Lord Alan Sugar keen to replace Lord Triesman at FA
Sugar spent 10 controversial years as Spurs chairman
Lord Sugar says he would be interested in becoming Football Association chairman if given a remit for reform.
Lord Triesman quit the role after he was accused of saying Spain might drop its 2018 World Cup bid if Russia helped bribe referees at the 2010 tournament.
And entrepreneur Sugar said if he was to replace Triesman changes would be made, adding: "The whole thing needs to be reformed from top to bottom."
Sugar has not worked in football since selling Tottenham in 2001.
FA board members David Sheepshanks and Roger Burden have been drafted in as temporary joint-replacements for Triesman, who also resigned as chairman of England's 2018 World Cup bid.
Former Football Association chairman Geoff Thompson has been appointed as Triesman's successor for the 2018 bid.
The bid team, which only presented its proposals for the 2018 showpiece event to Fifa on Friday, has begun a damage limitation exercise and apologised to the Russian and Spanish governing bodies ahead of Fifa's naming of the hosts for the 2018 and 2022 tournaments.

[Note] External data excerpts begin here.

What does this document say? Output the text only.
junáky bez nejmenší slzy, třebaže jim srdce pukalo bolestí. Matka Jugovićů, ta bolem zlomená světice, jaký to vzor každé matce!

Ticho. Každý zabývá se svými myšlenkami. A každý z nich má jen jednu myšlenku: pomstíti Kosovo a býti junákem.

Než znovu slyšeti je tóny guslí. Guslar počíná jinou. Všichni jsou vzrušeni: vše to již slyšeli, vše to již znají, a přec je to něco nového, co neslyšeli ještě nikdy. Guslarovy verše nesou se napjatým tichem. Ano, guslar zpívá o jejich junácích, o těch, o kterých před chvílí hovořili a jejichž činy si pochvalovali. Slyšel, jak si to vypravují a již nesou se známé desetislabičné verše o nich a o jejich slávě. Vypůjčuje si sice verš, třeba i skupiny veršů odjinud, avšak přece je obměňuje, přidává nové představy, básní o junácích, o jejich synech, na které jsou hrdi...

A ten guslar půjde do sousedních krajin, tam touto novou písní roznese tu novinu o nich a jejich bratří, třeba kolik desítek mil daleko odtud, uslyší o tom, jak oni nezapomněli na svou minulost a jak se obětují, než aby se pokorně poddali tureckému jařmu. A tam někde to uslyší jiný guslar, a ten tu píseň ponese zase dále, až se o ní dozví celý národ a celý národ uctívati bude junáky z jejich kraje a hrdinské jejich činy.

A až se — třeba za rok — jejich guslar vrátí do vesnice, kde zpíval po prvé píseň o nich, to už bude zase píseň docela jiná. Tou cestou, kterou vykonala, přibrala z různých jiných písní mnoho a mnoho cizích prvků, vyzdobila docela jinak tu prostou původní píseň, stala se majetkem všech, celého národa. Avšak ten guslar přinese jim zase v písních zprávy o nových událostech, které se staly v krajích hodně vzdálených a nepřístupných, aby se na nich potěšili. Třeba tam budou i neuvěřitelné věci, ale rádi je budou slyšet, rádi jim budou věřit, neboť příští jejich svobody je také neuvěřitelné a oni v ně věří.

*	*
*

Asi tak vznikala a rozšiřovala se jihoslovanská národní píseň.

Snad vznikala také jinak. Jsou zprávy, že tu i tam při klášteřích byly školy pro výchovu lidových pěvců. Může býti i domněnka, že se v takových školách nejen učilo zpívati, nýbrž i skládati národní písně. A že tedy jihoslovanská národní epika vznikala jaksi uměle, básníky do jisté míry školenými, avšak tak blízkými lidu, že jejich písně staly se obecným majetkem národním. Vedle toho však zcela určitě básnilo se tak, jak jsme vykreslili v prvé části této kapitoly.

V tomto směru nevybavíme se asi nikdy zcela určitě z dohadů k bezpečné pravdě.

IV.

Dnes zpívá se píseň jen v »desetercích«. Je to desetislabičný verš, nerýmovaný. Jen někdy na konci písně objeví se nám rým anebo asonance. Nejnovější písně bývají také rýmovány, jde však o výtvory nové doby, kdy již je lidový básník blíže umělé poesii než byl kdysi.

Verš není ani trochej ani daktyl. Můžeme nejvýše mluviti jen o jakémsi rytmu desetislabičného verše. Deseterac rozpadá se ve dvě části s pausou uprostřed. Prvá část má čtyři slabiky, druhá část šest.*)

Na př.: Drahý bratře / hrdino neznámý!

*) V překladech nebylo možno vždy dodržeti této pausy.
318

Sugar, though, stressed that he would not be looking to simply salvage England's bid ahead of Fifa's decision on 2 December, adding that the FA was likely to take several months to name Triesman's successor.
"It certainly won't be a person who is going to dive in now and deal with the bid. There's a bid team and they'll carry on doing their good work," Sugar told the BBC.

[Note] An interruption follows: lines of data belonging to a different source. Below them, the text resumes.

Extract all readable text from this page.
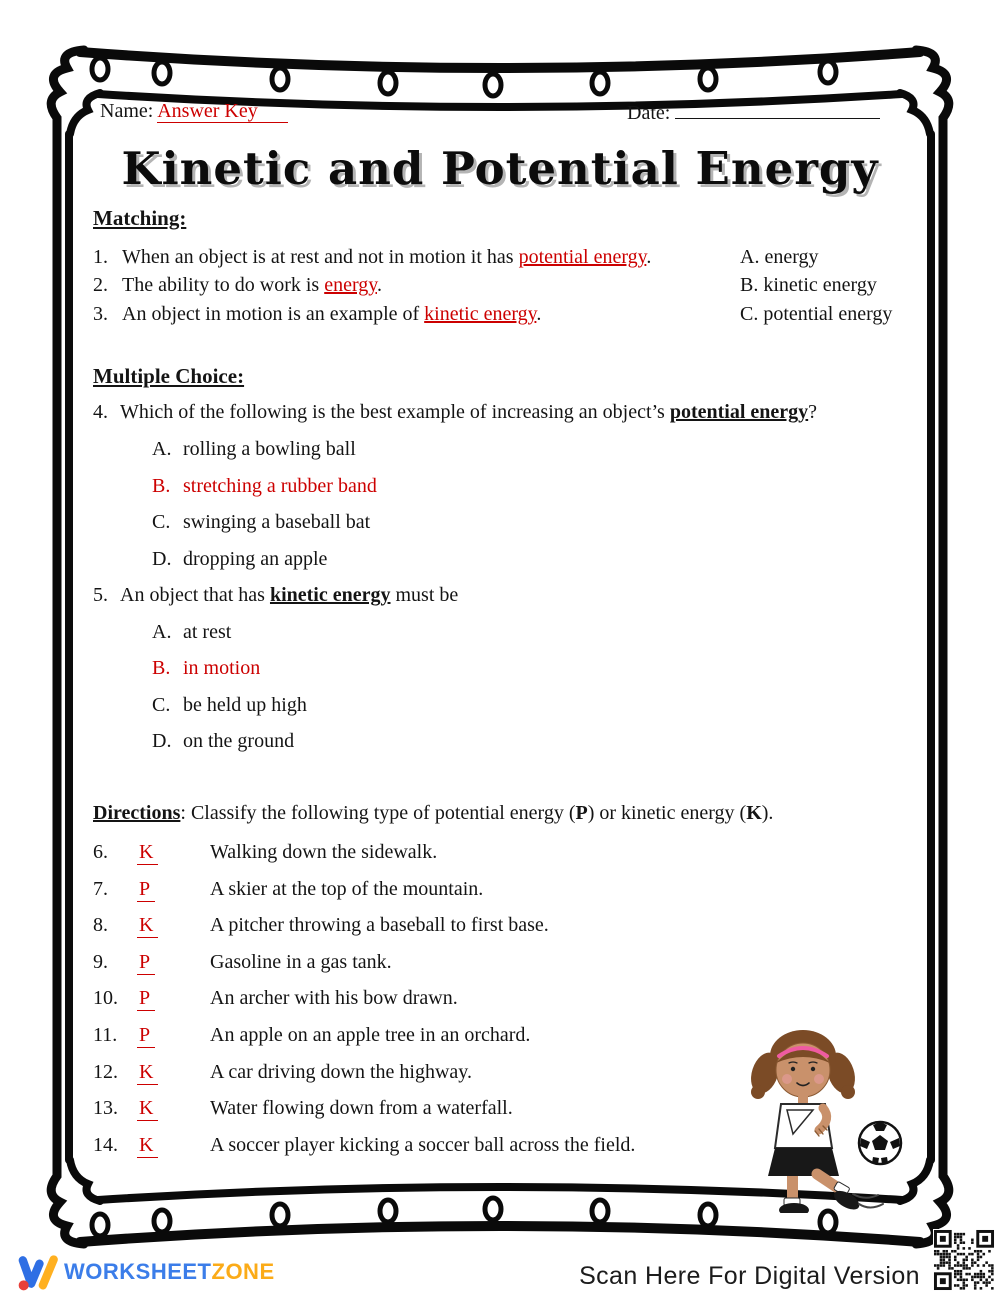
Name: Answer Key	Date:
Kinetic and Potential Energy
Matching:
1. When an object is at rest and not in motion it has potential energy.
2. The ability to do work is energy.
3. An object in motion is an example of kinetic energy.
A. energy
B. kinetic energy
C. potential energy
Multiple Choice:
4. Which of the following is the best example of increasing an object’s potential energy?
A. rolling a bowling ball
B. stretching a rubber band
C. swinging a baseball bat
D. dropping an apple
5. An object that has kinetic energy must be
A. at rest
B. in motion
C. be held up high
D. on the ground
Directions: Classify the following type of potential energy (P) or kinetic energy (K).
6. K	Walking down the sidewalk.
7. P	A skier at the top of the mountain.
8. K	A pitcher throwing a baseball to first base.
9. P	Gasoline in a gas tank.
10. P	An archer with his bow drawn.
11. P	An apple on an apple tree in an orchard.
12. K	A car driving down the highway.
13. K	Water flowing down from a waterfall.
14. K	A soccer player kicking a soccer ball across the field.
WORKSHEETZONE	Scan Here For Digital Version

The former Spurs chairman, rather, suggested the fallout from the Triesman controversy, which resulted from secret Mail on Sunday recordings of the ex-Labour peer, had opened an opportunity to review the machinations of the FA, and said he would consider the role "on the basis that my chairmanship would overview some kind of reform".
"The game has moved forward so much over the last 30 years and it is my personal opinion that the FA has not moved with the times," added Sugar, a former government advisor.

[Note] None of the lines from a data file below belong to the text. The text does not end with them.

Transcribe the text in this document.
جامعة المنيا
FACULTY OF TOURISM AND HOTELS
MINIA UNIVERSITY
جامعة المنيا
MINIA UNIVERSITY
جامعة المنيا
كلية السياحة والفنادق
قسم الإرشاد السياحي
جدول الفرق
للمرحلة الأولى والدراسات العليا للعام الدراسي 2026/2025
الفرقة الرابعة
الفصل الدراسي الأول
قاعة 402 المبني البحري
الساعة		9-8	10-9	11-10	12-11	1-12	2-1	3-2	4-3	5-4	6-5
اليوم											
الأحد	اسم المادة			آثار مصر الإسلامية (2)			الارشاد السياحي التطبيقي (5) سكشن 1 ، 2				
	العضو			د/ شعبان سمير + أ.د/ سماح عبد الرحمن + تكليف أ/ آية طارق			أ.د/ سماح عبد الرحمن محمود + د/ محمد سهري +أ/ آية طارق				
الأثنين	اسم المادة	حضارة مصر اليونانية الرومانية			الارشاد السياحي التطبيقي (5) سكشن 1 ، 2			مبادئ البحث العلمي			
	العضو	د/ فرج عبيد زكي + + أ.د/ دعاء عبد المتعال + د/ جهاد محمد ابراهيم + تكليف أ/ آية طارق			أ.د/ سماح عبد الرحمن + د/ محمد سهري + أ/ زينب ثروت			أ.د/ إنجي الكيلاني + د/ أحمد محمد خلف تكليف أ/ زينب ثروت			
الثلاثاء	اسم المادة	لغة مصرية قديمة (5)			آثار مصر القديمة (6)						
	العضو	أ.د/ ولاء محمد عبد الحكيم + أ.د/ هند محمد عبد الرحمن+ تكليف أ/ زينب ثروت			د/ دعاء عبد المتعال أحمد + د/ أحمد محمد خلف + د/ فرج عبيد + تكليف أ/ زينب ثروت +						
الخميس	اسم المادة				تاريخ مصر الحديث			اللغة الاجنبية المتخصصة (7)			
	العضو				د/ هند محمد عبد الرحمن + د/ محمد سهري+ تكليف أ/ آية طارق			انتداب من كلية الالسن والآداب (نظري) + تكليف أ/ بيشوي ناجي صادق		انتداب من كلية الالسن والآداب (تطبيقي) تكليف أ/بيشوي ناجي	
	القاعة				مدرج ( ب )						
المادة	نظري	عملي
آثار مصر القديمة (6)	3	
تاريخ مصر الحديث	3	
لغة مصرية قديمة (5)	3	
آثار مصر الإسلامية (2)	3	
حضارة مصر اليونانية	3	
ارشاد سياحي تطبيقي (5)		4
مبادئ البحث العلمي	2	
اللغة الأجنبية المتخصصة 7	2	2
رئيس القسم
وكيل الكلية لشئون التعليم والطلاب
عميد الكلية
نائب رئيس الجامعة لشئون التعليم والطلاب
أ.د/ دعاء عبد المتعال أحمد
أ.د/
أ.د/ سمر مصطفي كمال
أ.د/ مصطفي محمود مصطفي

"We need to move with the times and recognise certain things, in particular financial implications and the lack of British players, for example, to shine through.
"I think the whole thing needs to be looked at and reformed from top to bottom. The constitution needs to be changed."
"He's obviously experienced. The FA has tried ex-politicians and Lords in the past. This man should be steeped in football and the new appointment should be streetwise. The role of chairman of the FA is very difficult. There's a lot of things to do there, they're in a lot of debt," Whelan commented.
"The FA has got to be very, very careful because the next appointment is crucial. If we are going to succeed winning the 2018 World Cup then who we appoint is very important."
Sugar, though, believes all is not lost in regards to England's chances of hosting the World Cup in eight years' time.
"Hopefully, those that make the decisions on the World Cup will realise that was not a country talking, it was, allegedly, an individual talking," he reflected
"You've got to look at the country and the facilities we've got, and we've got the greatest league in the world. It's about time the World Cup came back to England."